Author contributions
L. M. Laustsen can also be contacted for correspondence email: lml@clin.au.dk.
Financial support
This work was supported by the Graduate School of Health at Aarhus University (L.M.L.), the American-Scandinavian Foundation (L.M.L.), the William Demant Foundation (L.M.L.) and the Lundbeck Foundation (O.P.-R., Fellowship R345-2020-1588).
Competing interests
The author(s) declare none.
Ethical standards
The authors assert that all procedures contributing to this work comply with the ethical standards of the relevant national and institutional committees on human experimentation and with the Helsinki Declaration of 1975, as revised in 2024. The study was registered with the Danish Data Protection Agency at Aarhus University (No 2016-051-000001-2587) and approved by Statistics Denmark, the Danish Health Data Authority and the Secretariat of the Danish National Health Survey. According to Danish law, informed consent or ethical approval is not required for register-based studies in Denmark.
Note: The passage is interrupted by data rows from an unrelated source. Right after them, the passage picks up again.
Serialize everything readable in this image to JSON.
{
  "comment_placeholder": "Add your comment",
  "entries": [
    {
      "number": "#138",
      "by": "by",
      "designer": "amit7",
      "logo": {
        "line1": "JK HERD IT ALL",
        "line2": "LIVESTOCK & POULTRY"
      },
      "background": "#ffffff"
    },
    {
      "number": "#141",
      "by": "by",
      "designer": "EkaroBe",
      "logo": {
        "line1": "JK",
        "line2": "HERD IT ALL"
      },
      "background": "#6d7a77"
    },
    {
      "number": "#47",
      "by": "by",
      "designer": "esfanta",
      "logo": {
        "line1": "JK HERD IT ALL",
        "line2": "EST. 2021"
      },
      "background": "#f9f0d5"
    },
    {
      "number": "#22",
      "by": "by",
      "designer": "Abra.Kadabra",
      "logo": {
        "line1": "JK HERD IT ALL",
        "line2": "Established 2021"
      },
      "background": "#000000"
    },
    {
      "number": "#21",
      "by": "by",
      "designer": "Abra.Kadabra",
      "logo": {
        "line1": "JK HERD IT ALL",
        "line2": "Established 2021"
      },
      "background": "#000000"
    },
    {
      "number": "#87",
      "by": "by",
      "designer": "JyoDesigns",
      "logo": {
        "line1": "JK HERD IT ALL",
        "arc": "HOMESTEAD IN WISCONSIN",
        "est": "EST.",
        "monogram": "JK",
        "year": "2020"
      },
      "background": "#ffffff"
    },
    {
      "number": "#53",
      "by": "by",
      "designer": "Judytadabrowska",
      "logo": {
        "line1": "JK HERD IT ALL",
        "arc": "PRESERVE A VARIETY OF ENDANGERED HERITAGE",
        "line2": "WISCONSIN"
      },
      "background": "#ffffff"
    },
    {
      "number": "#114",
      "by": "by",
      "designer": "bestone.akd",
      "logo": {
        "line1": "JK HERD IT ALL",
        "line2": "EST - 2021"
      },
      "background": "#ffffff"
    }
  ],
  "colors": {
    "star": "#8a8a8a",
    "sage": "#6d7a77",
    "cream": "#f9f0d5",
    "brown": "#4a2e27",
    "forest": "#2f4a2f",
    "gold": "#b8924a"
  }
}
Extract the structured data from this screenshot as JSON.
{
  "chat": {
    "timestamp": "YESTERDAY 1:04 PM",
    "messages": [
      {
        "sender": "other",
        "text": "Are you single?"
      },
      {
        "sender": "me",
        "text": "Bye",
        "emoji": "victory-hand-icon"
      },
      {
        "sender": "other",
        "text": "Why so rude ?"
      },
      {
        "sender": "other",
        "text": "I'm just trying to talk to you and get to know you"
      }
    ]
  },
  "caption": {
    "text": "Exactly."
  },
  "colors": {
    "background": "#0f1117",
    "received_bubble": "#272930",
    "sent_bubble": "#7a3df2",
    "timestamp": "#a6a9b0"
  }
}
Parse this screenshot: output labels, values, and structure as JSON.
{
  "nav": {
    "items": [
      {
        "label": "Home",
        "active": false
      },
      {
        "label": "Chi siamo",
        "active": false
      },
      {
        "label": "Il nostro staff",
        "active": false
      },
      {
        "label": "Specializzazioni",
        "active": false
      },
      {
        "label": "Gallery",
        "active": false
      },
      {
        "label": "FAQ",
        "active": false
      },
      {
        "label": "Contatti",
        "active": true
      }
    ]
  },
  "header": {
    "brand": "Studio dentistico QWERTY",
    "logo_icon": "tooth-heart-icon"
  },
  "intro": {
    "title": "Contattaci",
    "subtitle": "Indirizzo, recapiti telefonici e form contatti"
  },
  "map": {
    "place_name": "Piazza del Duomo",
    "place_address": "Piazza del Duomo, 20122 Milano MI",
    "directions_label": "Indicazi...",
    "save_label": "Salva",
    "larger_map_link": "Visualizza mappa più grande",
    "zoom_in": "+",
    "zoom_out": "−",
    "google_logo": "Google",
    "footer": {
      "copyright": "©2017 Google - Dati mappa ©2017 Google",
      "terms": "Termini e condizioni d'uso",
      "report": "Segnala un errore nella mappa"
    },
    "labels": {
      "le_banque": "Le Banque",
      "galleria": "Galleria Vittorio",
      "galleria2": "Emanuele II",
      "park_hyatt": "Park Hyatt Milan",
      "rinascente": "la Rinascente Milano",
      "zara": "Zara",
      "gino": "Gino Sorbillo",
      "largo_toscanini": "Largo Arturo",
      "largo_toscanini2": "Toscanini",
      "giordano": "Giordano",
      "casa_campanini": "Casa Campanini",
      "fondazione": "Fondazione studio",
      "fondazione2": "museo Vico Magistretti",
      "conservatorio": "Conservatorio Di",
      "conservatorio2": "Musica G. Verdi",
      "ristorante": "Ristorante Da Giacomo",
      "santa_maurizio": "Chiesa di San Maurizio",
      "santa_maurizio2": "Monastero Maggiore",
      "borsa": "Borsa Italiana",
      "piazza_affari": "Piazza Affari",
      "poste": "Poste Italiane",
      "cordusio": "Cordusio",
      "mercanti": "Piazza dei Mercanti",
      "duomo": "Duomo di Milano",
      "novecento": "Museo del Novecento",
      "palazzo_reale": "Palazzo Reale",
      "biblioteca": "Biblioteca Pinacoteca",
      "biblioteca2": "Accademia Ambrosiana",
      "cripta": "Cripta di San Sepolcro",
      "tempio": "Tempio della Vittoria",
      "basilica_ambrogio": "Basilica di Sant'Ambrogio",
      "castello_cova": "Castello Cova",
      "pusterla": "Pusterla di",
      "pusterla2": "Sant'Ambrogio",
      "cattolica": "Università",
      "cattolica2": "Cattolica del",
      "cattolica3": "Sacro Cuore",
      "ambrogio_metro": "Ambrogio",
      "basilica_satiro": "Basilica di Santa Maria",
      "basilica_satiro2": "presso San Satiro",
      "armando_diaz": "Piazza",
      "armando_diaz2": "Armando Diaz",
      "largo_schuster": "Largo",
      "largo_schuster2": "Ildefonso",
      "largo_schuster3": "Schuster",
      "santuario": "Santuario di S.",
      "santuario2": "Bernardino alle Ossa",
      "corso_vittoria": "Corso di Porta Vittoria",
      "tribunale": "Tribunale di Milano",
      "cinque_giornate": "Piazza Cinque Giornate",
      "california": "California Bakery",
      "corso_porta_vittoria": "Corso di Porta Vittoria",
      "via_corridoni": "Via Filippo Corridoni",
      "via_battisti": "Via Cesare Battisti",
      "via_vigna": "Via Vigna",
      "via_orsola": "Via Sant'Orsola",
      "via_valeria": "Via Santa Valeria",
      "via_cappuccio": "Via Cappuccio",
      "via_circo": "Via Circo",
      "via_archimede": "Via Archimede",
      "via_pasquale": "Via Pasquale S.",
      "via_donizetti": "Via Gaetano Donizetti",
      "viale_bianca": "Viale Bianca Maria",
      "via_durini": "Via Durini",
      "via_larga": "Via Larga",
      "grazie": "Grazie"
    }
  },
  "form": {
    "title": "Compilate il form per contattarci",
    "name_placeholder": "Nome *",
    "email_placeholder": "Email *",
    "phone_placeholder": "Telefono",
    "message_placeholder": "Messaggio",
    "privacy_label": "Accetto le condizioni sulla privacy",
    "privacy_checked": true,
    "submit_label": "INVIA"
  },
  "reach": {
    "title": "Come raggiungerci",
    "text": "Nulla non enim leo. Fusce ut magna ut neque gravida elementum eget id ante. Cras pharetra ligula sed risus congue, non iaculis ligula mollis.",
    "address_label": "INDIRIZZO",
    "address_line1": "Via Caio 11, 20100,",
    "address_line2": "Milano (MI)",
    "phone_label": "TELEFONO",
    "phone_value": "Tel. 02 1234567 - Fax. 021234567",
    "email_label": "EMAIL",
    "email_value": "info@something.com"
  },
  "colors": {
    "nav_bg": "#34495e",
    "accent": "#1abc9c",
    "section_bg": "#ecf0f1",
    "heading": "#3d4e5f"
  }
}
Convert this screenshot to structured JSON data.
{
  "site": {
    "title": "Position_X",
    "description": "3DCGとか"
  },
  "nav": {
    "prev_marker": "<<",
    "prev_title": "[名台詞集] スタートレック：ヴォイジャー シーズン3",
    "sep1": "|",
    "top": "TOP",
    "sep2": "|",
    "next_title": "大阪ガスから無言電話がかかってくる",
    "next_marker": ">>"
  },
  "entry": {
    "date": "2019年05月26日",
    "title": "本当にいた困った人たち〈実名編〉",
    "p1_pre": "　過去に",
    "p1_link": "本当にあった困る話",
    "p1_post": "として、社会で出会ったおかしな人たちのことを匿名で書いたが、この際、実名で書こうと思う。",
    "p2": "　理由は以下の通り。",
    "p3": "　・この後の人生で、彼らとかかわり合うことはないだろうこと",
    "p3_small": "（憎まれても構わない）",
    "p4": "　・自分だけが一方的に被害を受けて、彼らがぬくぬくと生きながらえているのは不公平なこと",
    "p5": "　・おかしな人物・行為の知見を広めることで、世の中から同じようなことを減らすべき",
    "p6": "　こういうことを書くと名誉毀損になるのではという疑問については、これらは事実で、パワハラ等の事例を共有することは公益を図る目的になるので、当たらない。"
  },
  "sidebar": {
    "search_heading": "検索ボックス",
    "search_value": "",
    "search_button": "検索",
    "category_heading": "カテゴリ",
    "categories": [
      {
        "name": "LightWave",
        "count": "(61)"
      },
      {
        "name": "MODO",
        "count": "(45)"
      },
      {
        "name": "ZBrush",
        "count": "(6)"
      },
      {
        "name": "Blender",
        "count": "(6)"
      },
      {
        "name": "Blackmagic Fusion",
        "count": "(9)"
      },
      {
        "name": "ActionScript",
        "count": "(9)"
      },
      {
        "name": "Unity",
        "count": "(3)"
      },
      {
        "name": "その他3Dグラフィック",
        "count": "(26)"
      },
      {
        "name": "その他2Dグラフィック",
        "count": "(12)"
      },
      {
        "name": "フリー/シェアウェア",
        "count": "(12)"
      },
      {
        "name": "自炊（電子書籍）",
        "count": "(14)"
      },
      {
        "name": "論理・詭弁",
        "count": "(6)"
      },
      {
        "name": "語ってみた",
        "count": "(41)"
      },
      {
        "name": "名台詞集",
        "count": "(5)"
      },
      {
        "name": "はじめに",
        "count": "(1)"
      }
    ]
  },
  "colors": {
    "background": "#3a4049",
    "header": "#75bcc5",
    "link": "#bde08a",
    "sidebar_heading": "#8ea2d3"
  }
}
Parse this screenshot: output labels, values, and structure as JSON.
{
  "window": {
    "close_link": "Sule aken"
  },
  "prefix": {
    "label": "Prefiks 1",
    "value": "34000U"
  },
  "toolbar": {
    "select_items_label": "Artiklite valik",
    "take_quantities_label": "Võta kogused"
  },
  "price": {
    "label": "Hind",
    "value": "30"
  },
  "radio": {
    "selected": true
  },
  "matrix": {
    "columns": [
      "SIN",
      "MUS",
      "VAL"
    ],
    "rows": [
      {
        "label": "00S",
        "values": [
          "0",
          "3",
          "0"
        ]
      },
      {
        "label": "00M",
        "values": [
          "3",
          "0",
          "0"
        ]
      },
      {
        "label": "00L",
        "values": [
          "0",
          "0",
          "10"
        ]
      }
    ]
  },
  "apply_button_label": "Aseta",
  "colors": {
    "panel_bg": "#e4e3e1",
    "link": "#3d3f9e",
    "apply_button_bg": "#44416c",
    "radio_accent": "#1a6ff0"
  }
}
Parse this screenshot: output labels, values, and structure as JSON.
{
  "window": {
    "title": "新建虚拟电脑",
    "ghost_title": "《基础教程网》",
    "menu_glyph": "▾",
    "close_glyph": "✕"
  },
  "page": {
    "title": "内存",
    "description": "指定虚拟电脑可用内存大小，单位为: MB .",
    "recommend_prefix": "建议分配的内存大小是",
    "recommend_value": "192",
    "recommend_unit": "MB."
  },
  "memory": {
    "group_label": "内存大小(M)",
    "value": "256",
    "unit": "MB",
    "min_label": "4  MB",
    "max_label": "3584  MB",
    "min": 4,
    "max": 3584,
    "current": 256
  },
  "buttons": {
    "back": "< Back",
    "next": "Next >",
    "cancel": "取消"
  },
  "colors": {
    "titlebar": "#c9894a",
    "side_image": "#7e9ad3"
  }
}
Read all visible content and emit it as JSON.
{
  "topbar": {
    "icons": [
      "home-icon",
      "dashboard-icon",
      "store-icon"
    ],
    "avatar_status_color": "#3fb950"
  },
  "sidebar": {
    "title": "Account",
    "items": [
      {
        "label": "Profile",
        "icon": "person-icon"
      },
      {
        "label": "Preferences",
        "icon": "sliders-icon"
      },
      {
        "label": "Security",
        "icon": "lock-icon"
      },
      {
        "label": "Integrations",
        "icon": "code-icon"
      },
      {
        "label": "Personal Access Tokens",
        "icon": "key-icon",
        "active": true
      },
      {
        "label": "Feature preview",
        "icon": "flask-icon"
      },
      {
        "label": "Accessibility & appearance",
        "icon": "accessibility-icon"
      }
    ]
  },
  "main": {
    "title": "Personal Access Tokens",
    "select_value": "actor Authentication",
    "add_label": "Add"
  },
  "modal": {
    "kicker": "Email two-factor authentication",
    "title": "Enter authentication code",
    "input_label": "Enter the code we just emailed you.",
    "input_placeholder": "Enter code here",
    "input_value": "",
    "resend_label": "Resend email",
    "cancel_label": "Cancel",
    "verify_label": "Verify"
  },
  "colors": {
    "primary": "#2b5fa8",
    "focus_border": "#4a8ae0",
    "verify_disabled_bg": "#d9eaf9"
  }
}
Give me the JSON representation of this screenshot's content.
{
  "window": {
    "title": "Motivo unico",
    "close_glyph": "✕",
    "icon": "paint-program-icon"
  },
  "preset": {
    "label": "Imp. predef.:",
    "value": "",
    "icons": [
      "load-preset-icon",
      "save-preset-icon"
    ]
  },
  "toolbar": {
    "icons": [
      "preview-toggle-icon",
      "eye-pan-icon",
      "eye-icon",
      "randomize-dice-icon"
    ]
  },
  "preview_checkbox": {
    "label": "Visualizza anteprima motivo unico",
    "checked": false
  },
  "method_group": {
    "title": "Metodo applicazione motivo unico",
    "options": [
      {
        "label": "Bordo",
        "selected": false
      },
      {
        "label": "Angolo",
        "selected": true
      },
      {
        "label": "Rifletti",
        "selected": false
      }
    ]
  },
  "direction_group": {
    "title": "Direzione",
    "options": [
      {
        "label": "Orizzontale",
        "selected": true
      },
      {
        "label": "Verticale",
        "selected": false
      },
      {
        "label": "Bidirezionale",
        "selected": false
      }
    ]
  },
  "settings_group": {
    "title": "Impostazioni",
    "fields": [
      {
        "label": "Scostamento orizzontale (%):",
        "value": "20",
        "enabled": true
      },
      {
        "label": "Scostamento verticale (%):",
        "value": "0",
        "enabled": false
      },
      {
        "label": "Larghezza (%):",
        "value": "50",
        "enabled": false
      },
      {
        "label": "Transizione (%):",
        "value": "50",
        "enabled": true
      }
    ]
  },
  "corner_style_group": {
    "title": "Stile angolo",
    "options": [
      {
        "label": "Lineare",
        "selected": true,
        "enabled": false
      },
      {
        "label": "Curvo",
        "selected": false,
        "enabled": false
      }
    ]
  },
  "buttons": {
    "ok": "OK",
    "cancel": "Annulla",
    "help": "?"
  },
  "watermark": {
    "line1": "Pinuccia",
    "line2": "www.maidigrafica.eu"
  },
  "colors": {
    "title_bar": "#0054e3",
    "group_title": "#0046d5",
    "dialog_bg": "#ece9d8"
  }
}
For survey participants, information about the survey was provided to potential participants in writing. All survey participants were informed that participation was voluntary and that their survey data would be linked to the registers for research purposes. The respondents’ full or partial completion of the survey constituted implied consent. Linking the survey data and register data was done by Statistics Denmark. All data were pseudonymized and not recognizable at an individual level and analysed on the secure platform of Statistics Denmark.